The drying residue of dough makes my hands look like artifacts. I pick at the flour in the crevices of my nails and smile remembering that the most radical thing the girl-me’s hands ever held was my high school love. Such tender hands, tentatively probing and stroking until we’d swoon with desire.
My mother had recently remarried. They’d bought a weekend house in the countryside and drove off Friday afternoons leaving me behind. My life was in the city at the pottery and playing house, sleeping next to my lover in my parent’s double bed. The potters would come for supper on my parent’s new antique dining table. Thick soup in stoneware bowls, buttered bread, raucous chatter. We’d sip wine from hand thrown goblets that often tipped. Frantically I’d mop the spills least incriminating evidence greet my parents on their Sunday night return.
When the dough has doubled, punch down, pat flat, roll into a bundle to fit the lightly greased pan. It is like starting over. During the second rise the yeast ferments the dough. This contributes to the depth of flavor.
To pass time the years I sat with my mother when she could no longer speak I’d inspect our hands side by side; hers yellowed, gnarled, curling in upon themselves. Mine are marked by callouses and cooking burns. No longer tender the skin appears crackled like porcelain glaze; the lines tell a story. I’ve made pots, bread, love, lifted my babies, soothing or fussing. In a moment of drama I lifted a vase above my head, smashing it to bits at my husbands feet yelling “get out, get out” and he walked out the door. My hands held my sister when she took her last breath. They carried my mother’s ashes home.
In the oven crust forms. The wheat’s natural sugars caramelize and the scent fills you with promise, the loaf becomes domed and golden. What was once dense and sticky has filled with air and grown buoyant. Turn the loaf from the pan, let it cool, let it rest.

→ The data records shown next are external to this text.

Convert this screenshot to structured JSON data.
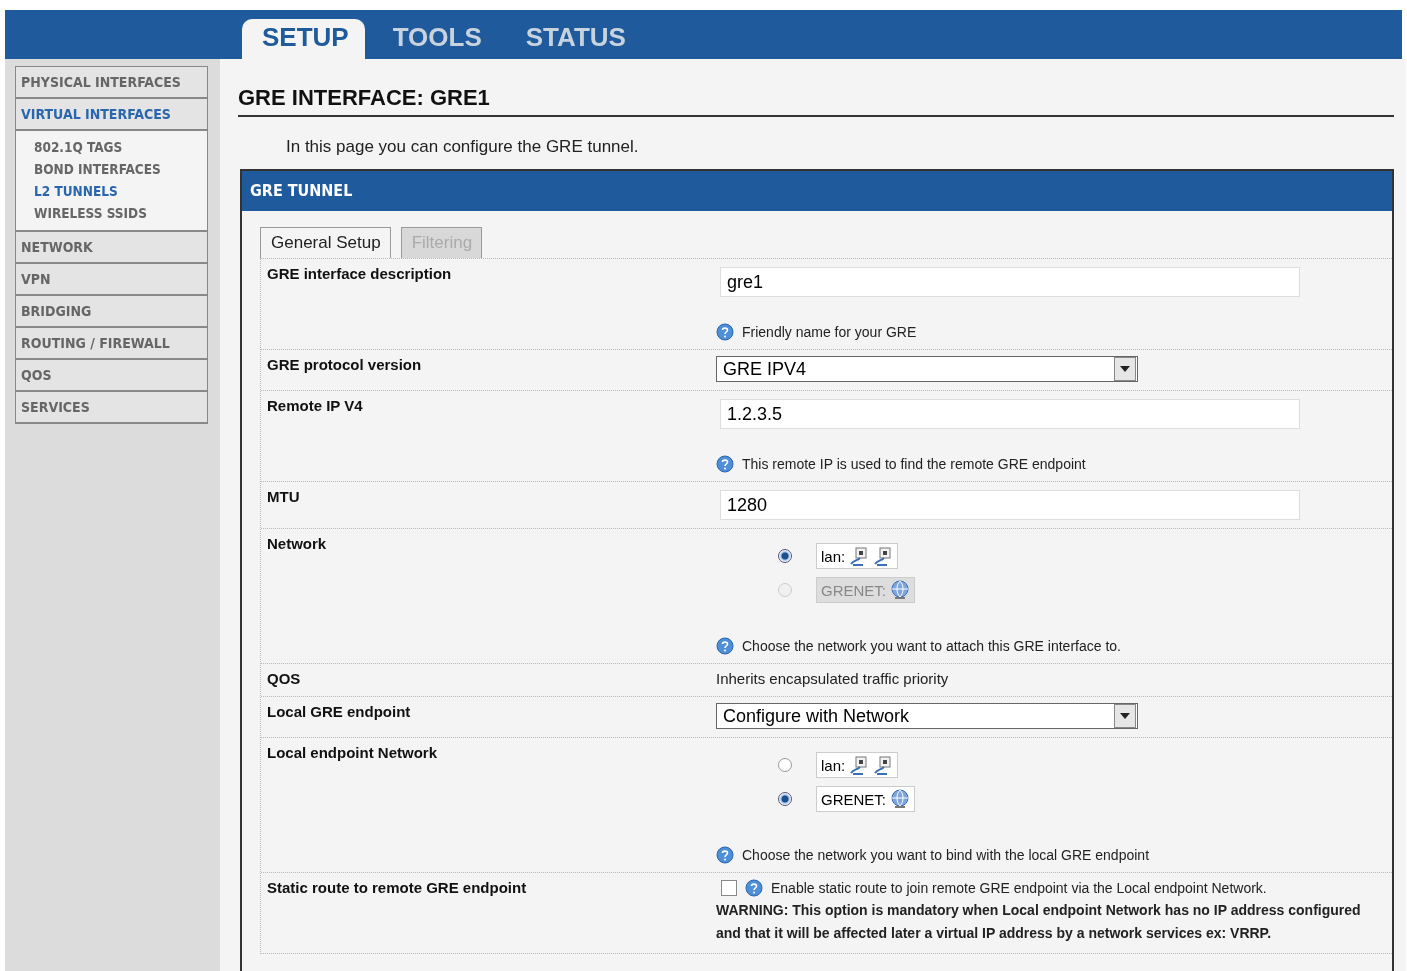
{
  "top_tabs": [
    {
      "label": "SETUP",
      "selected": true
    },
    {
      "label": "TOOLS",
      "selected": false
    },
    {
      "label": "STATUS",
      "selected": false
    }
  ],
  "sidebar": {
    "items": [
      {
        "label": "PHYSICAL INTERFACES",
        "selected": false
      },
      {
        "label": "VIRTUAL INTERFACES",
        "selected": true,
        "children": [
          {
            "label": "802.1Q TAGS",
            "selected": false
          },
          {
            "label": "BOND INTERFACES",
            "selected": false
          },
          {
            "label": "L2 TUNNELS",
            "selected": true
          },
          {
            "label": "WIRELESS SSIDS",
            "selected": false
          }
        ]
      },
      {
        "label": "NETWORK",
        "selected": false
      },
      {
        "label": "VPN",
        "selected": false
      },
      {
        "label": "BRIDGING",
        "selected": false
      },
      {
        "label": "ROUTING / FIREWALL",
        "selected": false
      },
      {
        "label": "QOS",
        "selected": false
      },
      {
        "label": "SERVICES",
        "selected": false
      }
    ]
  },
  "page": {
    "title": "GRE INTERFACE: GRE1",
    "intro": "In this page you can configure the GRE tunnel."
  },
  "panel": {
    "title": "GRE TUNNEL",
    "tabs": [
      {
        "label": "General Setup",
        "selected": true
      },
      {
        "label": "Filtering",
        "selected": false
      }
    ],
    "rows": [
      {
        "kind": "text",
        "label": "GRE interface description",
        "value": "gre1",
        "hint": "Friendly name for your GRE"
      },
      {
        "kind": "select",
        "label": "GRE protocol version",
        "value": "GRE IPV4"
      },
      {
        "kind": "text",
        "label": "Remote IP V4",
        "value": "1.2.3.5",
        "hint": "This remote IP is used to find the remote GRE endpoint"
      },
      {
        "kind": "text",
        "label": "MTU",
        "value": "1280"
      },
      {
        "kind": "radio",
        "label": "Network",
        "options": [
          {
            "kind": "lan",
            "label": "lan:",
            "selected": true,
            "disabled": false
          },
          {
            "kind": "tunnel",
            "label": "GRENET:",
            "selected": false,
            "disabled": true
          }
        ],
        "hint": "Choose the network you want to attach this GRE interface to."
      },
      {
        "kind": "static",
        "label": "QOS",
        "text": "Inherits encapsulated traffic priority"
      },
      {
        "kind": "select",
        "label": "Local GRE endpoint",
        "value": "Configure with Network"
      },
      {
        "kind": "radio",
        "label": "Local endpoint Network",
        "options": [
          {
            "kind": "lan",
            "label": "lan:",
            "selected": false,
            "disabled": false
          },
          {
            "kind": "tunnel",
            "label": "GRENET:",
            "selected": true,
            "disabled": false
          }
        ],
        "hint": "Choose the network you want to bind with the local GRE endpoint"
      },
      {
        "kind": "checkbox",
        "label": "Static route to remote GRE endpoint",
        "checked": false,
        "text": "Enable static route to join remote GRE endpoint via the Local endpoint Network.",
        "warning": "WARNING: This option is mandatory when Local endpoint Network has no IP address configured and that it will be affected later a virtual IP address by a network services ex: VRRP."
      }
    ]
  }
}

I’ve grasped my hurts, held them waiting and waiting and forgotten the joy. My mother did the same. Her hurts were our constant companion. She held them to her chest, stoic and silent. I do not know the half of her, yet she was my model. What now, shall I I opened my hands? This is mourning, sorrow instead of smoldering, and letting go. Maybe joy might rise, once, twice, and from there, the chance to break bread.